Rose felt as if a dagger of ice had been plunged into her heart. She shared a look with Crowley, aware that tears were rolling over her cheeks. “Yes, of course.”

The Sergeant gave her an address, apologized again for the imparting such terrible news over the telephone, thanked her, and hung up.

“Rose, I’m so sorry!” Crowley said, gathering her into a hug.

She cried into his chest for a moment, her mind a whirlwind. “I’m sure Matthew Price has something to do with this,” she said, before second-guessing the wisdom of the statement.

Crowley gently pushed her back, looked into her eyes. “Come on, now. Why? What possible reason could there be for that?”

“Because I asked her to look into him. Perhaps I caused this! Maybe she got too close and poked a hornet’s nest.”

“He’s just an old man, into pharmaceuticals, for goodness sake.”

Rose realized anger was battling inside her with grief, a dangerous combination, but she couldn’t hold her tongue. “You never liked Jazz from the outset, anyway, Jake! I think you’re threatened by her.”

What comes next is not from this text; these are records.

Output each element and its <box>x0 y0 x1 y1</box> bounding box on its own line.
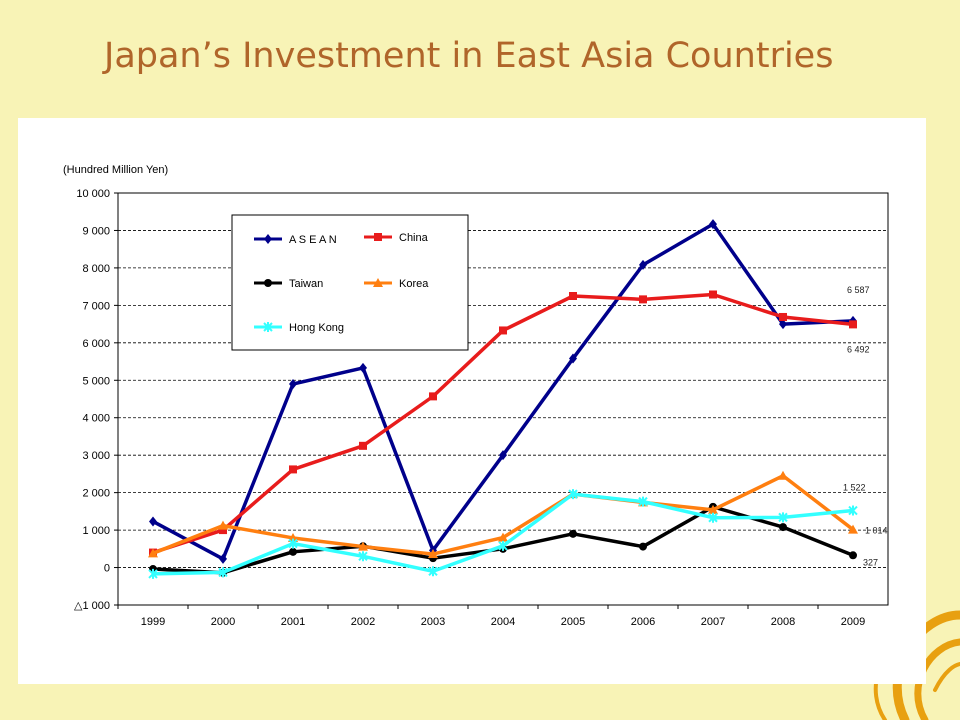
y-tick-label: 2 000 <box>82 488 110 500</box>
legend-item: China <box>364 232 429 244</box>
page-title: Japan’s Investment in East Asia Countrie… <box>104 36 834 76</box>
data-point <box>639 259 647 270</box>
data-point <box>849 551 857 560</box>
data-point <box>359 441 367 450</box>
line-chart: (Hundred Million Yen) △1 000 0 1 000 2 000 3… <box>63 164 889 628</box>
y-tick-label: 1 000 <box>82 525 110 537</box>
data-point <box>498 532 508 542</box>
data-point <box>638 496 648 507</box>
x-tick-labels: 1999 2000 2001 2002 2003 2004 2005 2006 2007 2008… <box>117 605 865 628</box>
data-point <box>778 512 788 523</box>
data-point <box>848 524 858 534</box>
legend-item: Taiwan <box>254 278 323 290</box>
y-tick-label: 3 000 <box>82 450 110 462</box>
data-point <box>569 292 577 300</box>
x-tick-label: 1999 <box>141 616 165 628</box>
data-point <box>289 465 297 474</box>
data-point <box>218 520 228 530</box>
x-tick-label: 2000 <box>211 616 235 628</box>
legend-label: Taiwan <box>289 278 323 290</box>
x-tick-label: 2007 <box>701 616 725 628</box>
data-point <box>219 526 227 535</box>
data-point <box>848 505 858 516</box>
legend-label: China <box>399 232 429 244</box>
data-point <box>148 568 158 579</box>
data-point <box>358 551 368 562</box>
legend-label: Korea <box>399 278 429 290</box>
data-point <box>219 553 227 564</box>
data-point <box>288 538 298 549</box>
y-tick-label: 10 000 <box>76 188 110 200</box>
x-tick-label: 2002 <box>351 616 375 628</box>
data-point <box>639 295 647 304</box>
plot-area-border <box>117 192 889 606</box>
y-tick-label: 9 000 <box>82 225 110 237</box>
legend: A S E A N China Taiwan Korea Hong Kong <box>231 214 469 351</box>
data-point <box>779 523 787 532</box>
data-point <box>499 326 507 335</box>
legend-item: Korea <box>364 278 429 290</box>
y-tick-label: 0 <box>104 563 110 575</box>
data-point <box>708 512 718 523</box>
data-label: 1 522 <box>843 483 866 493</box>
data-point <box>779 312 787 321</box>
data-point <box>428 566 438 577</box>
y-tick-label: 8 000 <box>82 263 110 275</box>
x-tick-label: 2004 <box>491 616 515 628</box>
legend-label: Hong Kong <box>289 322 344 334</box>
y-tick-labels: △1 000 0 1 000 2 000 3 000 4 000 5 000 6 000 7 0… <box>74 188 118 612</box>
data-label: 6 492 <box>847 344 870 354</box>
data-point <box>779 319 787 330</box>
data-point <box>568 489 578 500</box>
series-lines <box>148 219 858 579</box>
x-tick-label: 2006 <box>631 616 655 628</box>
data-point <box>639 542 647 551</box>
x-tick-label: 2005 <box>561 616 585 628</box>
series-china <box>149 290 857 557</box>
data-point <box>569 529 577 538</box>
y-tick-label: 7 000 <box>82 300 110 312</box>
data-point <box>428 549 438 559</box>
series-hongkong <box>148 489 858 579</box>
x-tick-label: 2003 <box>421 616 445 628</box>
y-tick-label: △1 000 <box>74 600 110 612</box>
data-point <box>358 541 368 551</box>
series-asean <box>149 219 857 564</box>
data-label: 6 587 <box>847 285 870 295</box>
legend-item: Hong Kong <box>254 322 344 334</box>
data-label: 327 <box>863 557 878 567</box>
chart-panel: (Hundred Million Yen) △1 000 0 1 000 2 000 3… <box>18 118 926 684</box>
data-label: 1 014 <box>865 526 888 536</box>
y-axis-label: (Hundred Million Yen) <box>63 164 168 176</box>
y-tick-label: 6 000 <box>82 338 110 350</box>
data-point <box>149 516 157 527</box>
data-point <box>709 219 717 230</box>
x-tick-label: 2009 <box>841 616 865 628</box>
data-point <box>709 290 717 299</box>
y-tick-label: 5 000 <box>82 375 110 387</box>
data-point <box>289 379 297 390</box>
data-point <box>289 547 297 556</box>
data-point <box>218 567 228 578</box>
data-point <box>569 353 577 364</box>
legend-item: A S E A N <box>254 234 337 246</box>
x-tick-label: 2008 <box>771 616 795 628</box>
data-point <box>148 548 158 558</box>
legend-label: A S E A N <box>289 234 337 246</box>
data-point <box>359 362 367 373</box>
x-tick-label: 2001 <box>281 616 305 628</box>
data-annotations: 6 587 6 492 1 522 1 014 327 <box>843 285 888 567</box>
data-point <box>429 392 437 401</box>
data-point <box>849 320 857 329</box>
data-point <box>498 540 508 551</box>
data-point <box>778 470 788 480</box>
y-tick-label: 4 000 <box>82 413 110 425</box>
data-point <box>708 504 718 514</box>
data-point <box>499 450 507 461</box>
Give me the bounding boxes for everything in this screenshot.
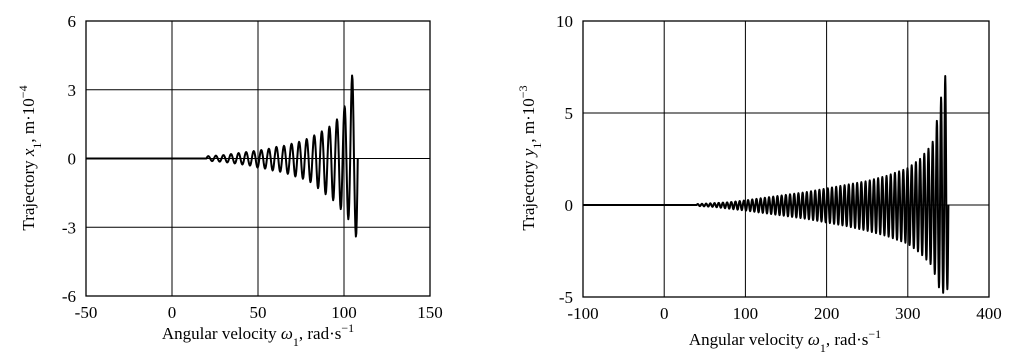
y-tick-label: 6 <box>68 12 77 31</box>
x-tick-label: 0 <box>660 304 669 323</box>
x-tick-label: 100 <box>733 304 759 323</box>
y-axis-label: Trajectory x1, m·10−4 <box>16 85 44 230</box>
chart-y1-trajectory: -100 0 100 200 300 400 10 5 0 -5 Angular velocity … <box>516 12 1002 355</box>
x-tick-label: 200 <box>814 304 840 323</box>
x-tick-label: -100 <box>567 304 598 323</box>
y-tick-label: 0 <box>68 150 77 169</box>
x-tick-label: 150 <box>417 303 443 322</box>
x-tick-label: 50 <box>250 303 267 322</box>
y-tick-label: -6 <box>62 287 76 306</box>
y-tick-label: -3 <box>62 218 76 237</box>
y-tick-label: -5 <box>559 288 573 307</box>
x-tick-label: 300 <box>895 304 921 323</box>
chart-x1-trajectory: -50 0 50 100 150 6 3 0 -3 -6 Angular velocity ω1, … <box>16 12 443 349</box>
y-tick-label: 10 <box>556 12 573 31</box>
x-axis-label: Angular velocity ω1, rad·s−1 <box>162 321 354 349</box>
y-tick-label: 3 <box>68 81 77 100</box>
y-tick-label: 0 <box>565 196 574 215</box>
x-tick-label: -50 <box>75 303 98 322</box>
x-tick-label: 0 <box>168 303 177 322</box>
plot-frame <box>582 20 990 298</box>
y-axis-label: Trajectory y1, m·10−3 <box>516 85 544 230</box>
x-tick-label: 100 <box>331 303 357 322</box>
x-tick-label: 400 <box>976 304 1002 323</box>
x-axis-label: Angular velocity ω1, rad·s−1 <box>689 327 881 355</box>
series-line <box>583 75 950 294</box>
y-tick-label: 5 <box>565 104 574 123</box>
series-line <box>86 74 359 238</box>
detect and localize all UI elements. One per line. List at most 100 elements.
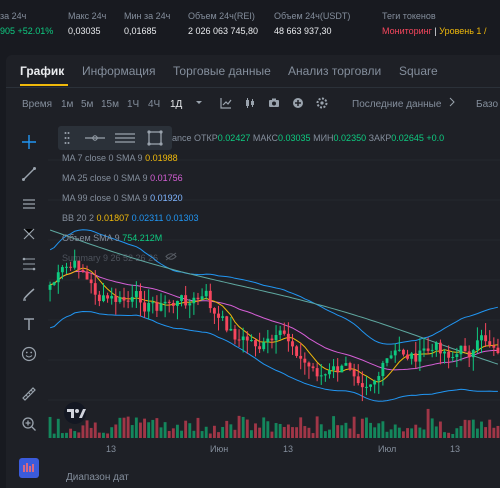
tab-trading-data[interactable]: Торговые данные xyxy=(173,64,271,78)
volume-bar xyxy=(344,422,348,438)
volume-bar xyxy=(85,420,89,438)
candle-body xyxy=(418,350,422,362)
parallel-lines-icon[interactable] xyxy=(14,191,44,217)
volume-bar xyxy=(114,424,118,438)
date-range-button[interactable]: Диапазон дат xyxy=(66,472,129,483)
smiley-icon[interactable] xyxy=(14,341,44,367)
legend-summary[interactable]: Summary 9 26 52 26 26 xyxy=(62,252,177,263)
add-indicator-icon[interactable] xyxy=(292,97,304,112)
chart-tabs: График Информация Торговые данные Анализ… xyxy=(6,55,500,88)
ruler-icon[interactable] xyxy=(14,381,44,407)
legend-ma7[interactable]: MA 7 close 0 SMA 9 0.01988 xyxy=(62,153,178,163)
last-data-toggle[interactable]: Последние данные xyxy=(352,99,442,110)
stat-label: Макс 24ч xyxy=(68,11,107,21)
legend-ma99-value: 0.01920 xyxy=(150,193,183,203)
volume-bar xyxy=(126,416,130,438)
channel-tool-icon[interactable] xyxy=(114,131,136,150)
camera-icon[interactable] xyxy=(268,97,280,112)
volume-bar xyxy=(270,431,274,438)
x-tick-label: 13 xyxy=(283,444,294,454)
tab-square[interactable]: Square xyxy=(399,64,438,78)
tab-chart[interactable]: График xyxy=(20,64,65,78)
volume-bar xyxy=(480,421,483,438)
legend-ma25[interactable]: MA 25 close 0 SMA 9 0.01756 xyxy=(62,173,183,183)
volume-bar xyxy=(299,417,303,438)
ticker-stats-bar: за 24ч 905 +52.01% Макс 24ч 0,03035 Мин … xyxy=(0,0,500,50)
time-label: Время xyxy=(22,99,53,110)
trend-line-icon[interactable] xyxy=(14,161,44,187)
stat-volume-base: Объем 24ч(REI) 2 026 063 745,80 xyxy=(188,11,258,36)
volume-bar xyxy=(365,417,368,438)
candle-body xyxy=(389,355,393,359)
rectangle-tool-icon[interactable] xyxy=(146,129,164,152)
interval-1d[interactable]: 1Д xyxy=(170,99,183,110)
candle-body xyxy=(274,335,278,341)
text-tool-icon[interactable] xyxy=(14,311,44,337)
line-tool-icon[interactable] xyxy=(84,131,106,150)
high-label: МАКС xyxy=(252,133,279,143)
volume-bar xyxy=(221,426,225,438)
volume-bar xyxy=(422,429,426,438)
crosshair-icon[interactable] xyxy=(14,129,44,155)
volume-bar xyxy=(258,427,262,438)
drag-handle-icon[interactable] xyxy=(64,130,70,151)
hidden-eye-icon[interactable] xyxy=(164,252,177,263)
legend-bb[interactable]: BB 20 2 0.01807 0.02311 0.01303 xyxy=(62,213,199,223)
tab-trading-analysis[interactable]: Анализ торговли xyxy=(288,64,382,78)
volume-bar xyxy=(69,428,73,438)
candle-body xyxy=(492,345,496,348)
tag-monitoring[interactable]: Мониторинг xyxy=(382,26,432,36)
binance-app-icon[interactable] xyxy=(14,455,44,481)
volume-bar xyxy=(406,428,409,438)
indicator-icon[interactable] xyxy=(220,97,232,112)
tab-info[interactable]: Информация xyxy=(82,64,156,78)
chevron-down-icon[interactable] xyxy=(194,97,204,110)
candle-body xyxy=(295,346,299,356)
volume-bar xyxy=(348,428,352,438)
candle-body xyxy=(307,362,311,367)
candle-body xyxy=(438,342,442,354)
fib-levels-icon[interactable] xyxy=(14,251,44,277)
candle-body xyxy=(377,376,381,381)
candle-body xyxy=(93,283,97,295)
close-label: ЗАКР xyxy=(368,133,392,143)
volume-bar xyxy=(414,424,418,438)
tag-level[interactable]: Уровень 1 / xyxy=(439,26,487,36)
stat-label: Теги токенов xyxy=(382,11,436,21)
candle-type-icon[interactable] xyxy=(244,97,256,112)
chart-canvas[interactable] xyxy=(48,120,500,465)
drawing-toolbar xyxy=(14,125,44,478)
legend-bb-basis: 0.01807 xyxy=(96,213,130,223)
price-chart[interactable]: ance ОТКР0.02427 МАКС0.03035 МИН0.02350 … xyxy=(48,120,500,465)
volume-bar xyxy=(151,419,155,438)
volume-bar xyxy=(233,429,237,438)
candle-body xyxy=(167,301,171,303)
x-tick-label: 13 xyxy=(106,444,117,454)
volume-bar xyxy=(208,433,212,438)
candle-body xyxy=(328,370,331,375)
brush-icon[interactable] xyxy=(14,281,44,307)
volume-bar xyxy=(307,427,311,438)
base-view-toggle[interactable]: Базо xyxy=(476,99,499,110)
volume-bar xyxy=(463,419,467,438)
network-icon[interactable] xyxy=(14,221,44,247)
volume-bar xyxy=(212,425,216,438)
next-icon[interactable] xyxy=(448,97,456,110)
interval-15m[interactable]: 15м xyxy=(101,99,119,110)
candle-body xyxy=(188,303,192,306)
volume-bar xyxy=(184,420,188,438)
volume-bar xyxy=(332,416,336,438)
interval-1h[interactable]: 1Ч xyxy=(127,99,140,110)
zoom-in-icon[interactable] xyxy=(14,411,44,437)
open-label: ОТКР xyxy=(194,133,218,143)
legend-ma99[interactable]: MA 99 close 0 SMA 9 0.01920 xyxy=(62,193,183,203)
interval-5m[interactable]: 5м xyxy=(81,99,94,110)
interval-1m[interactable]: 1м xyxy=(61,99,74,110)
settings-gear-icon[interactable] xyxy=(316,97,328,112)
volume-bar xyxy=(282,426,286,438)
legend-volume[interactable]: Объем SMA 9 754.212M xyxy=(62,233,162,243)
candle-body xyxy=(488,341,492,346)
candle-body xyxy=(336,366,340,373)
candle-body xyxy=(299,355,303,359)
interval-4h[interactable]: 4Ч xyxy=(148,99,161,110)
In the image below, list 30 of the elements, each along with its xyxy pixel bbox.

Crowley’s mouth fell open and his eyes darkened for a moment, then she saw him mentally check himself. He pulled back some kind of control. “You know what? I was a little threatened. I’m only human, I guess. But that’s not why I’m questioning your accusing of Price.”

She opened her mouth to berate him further, but he held up a hand to forestall her, then placed his palm on her cheek. “But! Your friend has just died and that’s awful. And who knows, maybe you’re onto something and I can’t see it. I’ve been wrong about stuff often enough before. Let’s get back to the city, and I promise to keep an open mind.”